The officers flicked on their flashlights and melted into the darkness.
Latasha went to the windows and pulled on the drapery cords. The heavy material slowly parted. A small flowerpot of dead flowers sat on the sill, baking in the hot sun. She looked around. She’d seen some weird things in her seven years on the force, but this scene, in this setting, surprised her. Mounds of black garbage bags, some opened with decayed food spilling out, and stacks of old newspapers lined the perimeter of the room. Dilapidated old furniture and bric-a-brak even thrift shops would reject, cluttered the middle of the living and dining rooms. Not a foot of flooring showed anywhere in the room.
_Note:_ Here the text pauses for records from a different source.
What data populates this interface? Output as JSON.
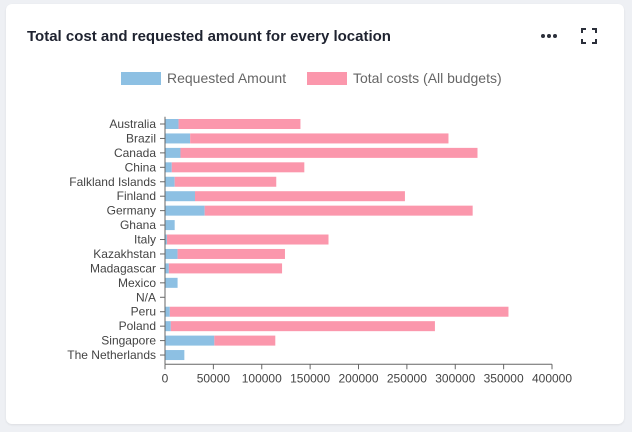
{
  "card": {
    "title": "Total cost and requested amount for every location",
    "more_icon": "more-horizontal-icon",
    "expand_icon": "fullscreen-icon"
  },
  "chart_data": {
    "type": "bar",
    "orientation": "horizontal",
    "stacked": true,
    "title": "",
    "xlabel": "",
    "ylabel": "",
    "legend_position": "top-center",
    "grid": false,
    "xlim": [
      0,
      400000
    ],
    "x_ticks": [
      0,
      50000,
      100000,
      150000,
      200000,
      250000,
      300000,
      350000,
      400000
    ],
    "categories": [
      "Australia",
      "Brazil",
      "Canada",
      "China",
      "Falkland Islands",
      "Finland",
      "Germany",
      "Ghana",
      "Italy",
      "Kazakhstan",
      "Madagascar",
      "Mexico",
      "N/A",
      "Peru",
      "Poland",
      "Singapore",
      "The Netherlands"
    ],
    "series": [
      {
        "name": "Requested Amount",
        "color": "#8dc0e3",
        "values": [
          14000,
          26000,
          16000,
          7000,
          10000,
          31000,
          41000,
          10000,
          2000,
          13000,
          4000,
          13000,
          0,
          5000,
          6000,
          51000,
          20000
        ]
      },
      {
        "name": "Total costs (All budgets)",
        "color": "#fb97ac",
        "values": [
          126000,
          267000,
          307000,
          137000,
          105000,
          217000,
          277000,
          0,
          167000,
          111000,
          117000,
          0,
          0,
          350000,
          273000,
          63000,
          0
        ]
      }
    ]
  }
}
The woman was a real hoarder.
The officers returned. “No one in the bedrooms, Detective.” The younger of the two policemen shook his head. “Never seen anything like this. All the rooms are piled high with what looks like garbage.” He looked around the room. “Like this.”
Latasha nodded and picked her way through a maze of another stack of garbage bags leading into the kitchen. She looked at the room. It was a disaster. Dirty dishes, pots, and cutlery piled high in the sink, a spoon in a half-empty can of soup, a picked-over dried chicken carcass, and a few slices of dry, moldy bread spilling out of a plastic bag on the kitchen counter…how does anyone live like this? Latasha held her breath against the fetid odor and returned to the foyer. An opened pocketbook lay on a table. Keys, a wallet, and some crumpled wrappers were evident. A telephone receiver lay on the foyer table. No sound emanated from the handset. Latasha motioned the policemen out of the apartment, followed them, and shut the door behind her. She sucked air into her mouth, blew it out through her nose and reached for her cell phone.